Field Visit
Date 13 October 1937
Event ID 1106673
Category Recording
Type Field Visit
Permalink http://canmore.org.uk/event/1106673
Lilliard's Stone, Lilliard's Edge (Site).
Lilliard's Stone, situated on the summit of Lilliard's Edge, is modern; but as the site is connected with a well-known Border tradition which, although it has been current for more than two hundred years, is nevertheless wholly apocryphal, it is desirable to put the true facts on record.

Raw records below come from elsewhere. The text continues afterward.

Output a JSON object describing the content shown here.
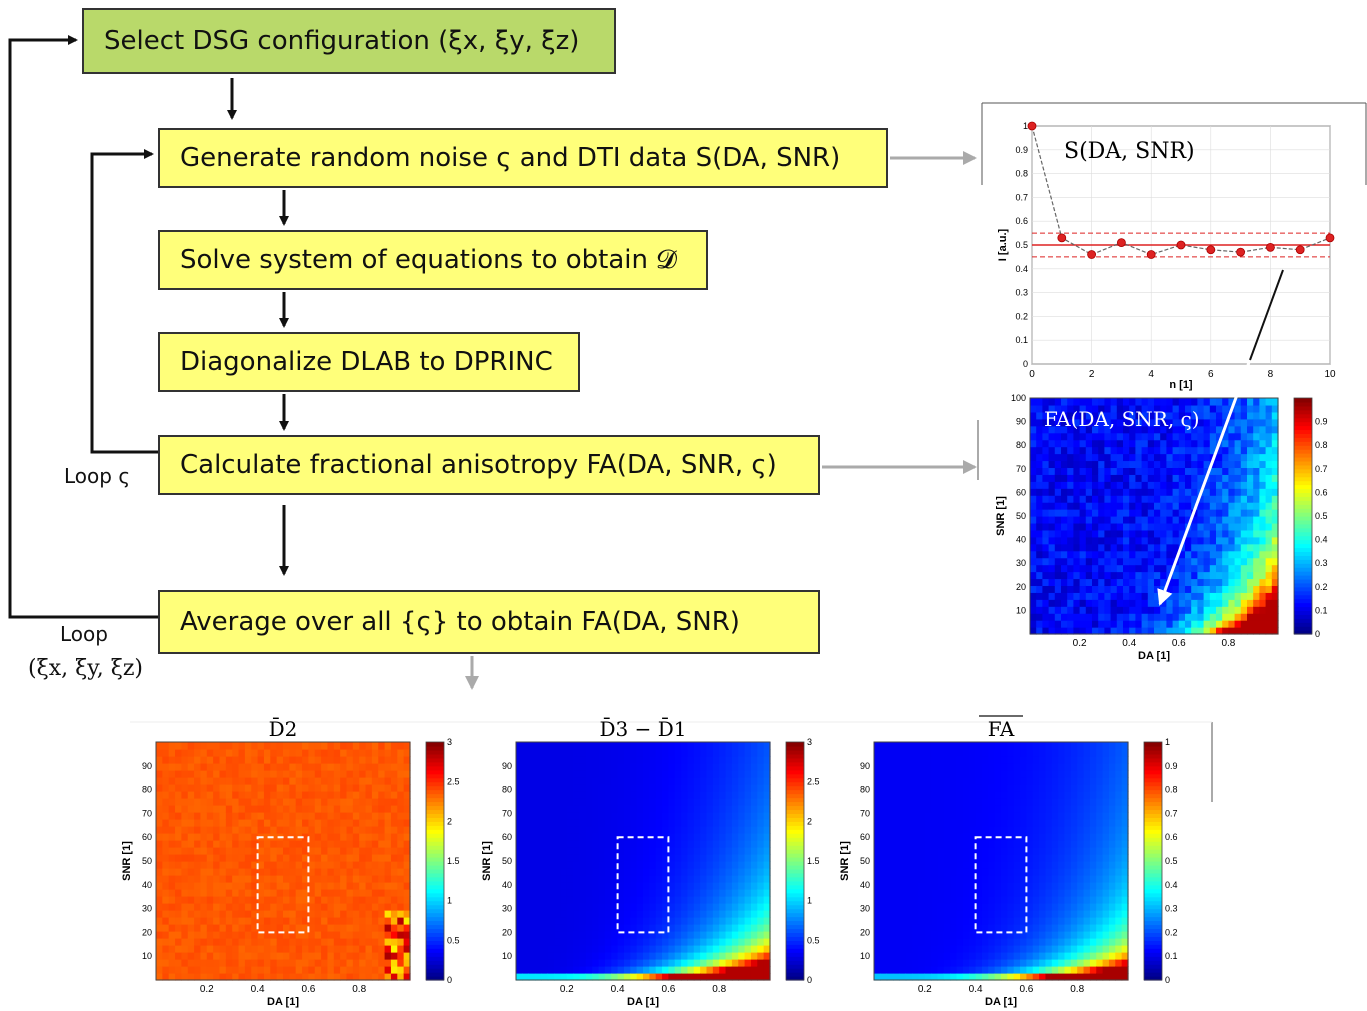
{
  "flow": {
    "select_label": "Select DSG configuration (ξx, ξy, ξz)",
    "generate_label": "Generate random noise ς and DTI data S(DA, SNR)",
    "solve_label": "Solve system of equations to obtain 𝓓",
    "diag_label": "Diagonalize DLAB to DPRINC",
    "calc_label": "Calculate fractional anisotropy FA(DA, SNR, ς)",
    "avg_label": "Average over all {ς} to obtain FA(DA, SNR)",
    "loop_inner": "Loop ς",
    "loop_outer_1": "Loop",
    "loop_outer_2": "(ξx, ξy, ξz)"
  },
  "colors": {
    "box_yellow": "#ffff7a",
    "box_green": "#b9d96a",
    "arrow_gray": "#aaaaaa",
    "marker_red": "#dd2222"
  },
  "chart_data": [
    {
      "type": "line",
      "title": "S(DA, SNR)",
      "xlabel": "n [1]",
      "ylabel": "I [a.u.]",
      "xlim": [
        0,
        10
      ],
      "ylim": [
        0,
        1
      ],
      "xticks": [
        "0",
        "2",
        "4",
        "6",
        "8",
        "10"
      ],
      "yticks": [
        "0",
        "0.1",
        "0.2",
        "0.3",
        "0.4",
        "0.5",
        "0.6",
        "0.7",
        "0.8",
        "0.9",
        "1"
      ],
      "x": [
        0,
        1,
        2,
        3,
        4,
        5,
        6,
        7,
        8,
        9,
        10
      ],
      "y": [
        1.0,
        0.53,
        0.46,
        0.51,
        0.46,
        0.5,
        0.48,
        0.47,
        0.49,
        0.48,
        0.53
      ],
      "reference_lines": [
        0.5,
        0.45,
        0.55
      ]
    },
    {
      "type": "heatmap",
      "title": "FA(DA, SNR, ς)",
      "xlabel": "DA [1]",
      "ylabel": "SNR [1]",
      "xticks": [
        "0.2",
        "0.4",
        "0.6",
        "0.8"
      ],
      "yticks": [
        "10",
        "20",
        "30",
        "40",
        "50",
        "60",
        "70",
        "80",
        "90",
        "100"
      ],
      "colorbar_ticks": [
        "0",
        "0.1",
        "0.2",
        "0.3",
        "0.4",
        "0.5",
        "0.6",
        "0.7",
        "0.8",
        "0.9"
      ]
    },
    {
      "type": "heatmap",
      "title": "D̄2",
      "xlabel": "DA [1]",
      "ylabel": "SNR [1]",
      "xticks": [
        "0.2",
        "0.4",
        "0.6",
        "0.8"
      ],
      "yticks": [
        "10",
        "20",
        "30",
        "40",
        "50",
        "60",
        "70",
        "80",
        "90"
      ],
      "colorbar_ticks": [
        "0",
        "0.5",
        "1",
        "1.5",
        "2",
        "2.5",
        "3"
      ]
    },
    {
      "type": "heatmap",
      "title": "D̄3 − D̄1",
      "xlabel": "DA [1]",
      "ylabel": "SNR [1]",
      "xticks": [
        "0.2",
        "0.4",
        "0.6",
        "0.8"
      ],
      "yticks": [
        "10",
        "20",
        "30",
        "40",
        "50",
        "60",
        "70",
        "80",
        "90"
      ],
      "colorbar_ticks": [
        "0",
        "0.5",
        "1",
        "1.5",
        "2",
        "2.5",
        "3"
      ]
    },
    {
      "type": "heatmap",
      "title": "FA",
      "xlabel": "DA [1]",
      "ylabel": "SNR [1]",
      "xticks": [
        "0.2",
        "0.4",
        "0.6",
        "0.8"
      ],
      "yticks": [
        "10",
        "20",
        "30",
        "40",
        "50",
        "60",
        "70",
        "80",
        "90"
      ],
      "colorbar_ticks": [
        "0",
        "0.1",
        "0.2",
        "0.3",
        "0.4",
        "0.5",
        "0.6",
        "0.7",
        "0.8",
        "0.9",
        "1"
      ]
    }
  ]
}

The myth relates to a "fair maiden Lilliard", whose exploits at the battle of Ancrum Moor, fought on 27 February 1544-5, were recorded in doggerel verse on an earlier memorial which was lying in pieces in 1743. There is, however, plenty of evidence to show that the place-name was established as such long before the date of the battle, while less than forty years later "Lidgate" appeared instead of "Lilliard", in "Lidgates Crose" (1). Four days before the battle artillery was brought from Edinburgh Castle to "Lyliattis Cros"; in 1378 the Scottish and English Commissioners met at "Lillyat Cros" or "Lyliot-crosse" (2); while the same name appears with a suffix as "Lillesietburn" in an early 12th-century charter (3), and in a still earlier form as "Lilisyhates". Its obviously contains the same element as that of the adjoining parish of Lilliesleaf, which is given as "Lillescliva" in 1124 (4).
The cross with which the name is associated in 1378 may be the magna petra that the monks of Melrose set up as a boundary stone at "Morric", on the N. slope of Lilliards's Edge, in the reign of William the Lion (5).
RCAHMS 1956, visited 13 October 1937
(1) Hamilton Papers, ii, No, 467, p.635
(2) Cal. of Docts., iv, Nos. 242 and 264
(3) Liber de Melros, pp.78, 224.
(4) Lawrie, Charters, L.
(5) Liber de Melros, p.78. Cf. also THAS, 1904, 70 ff.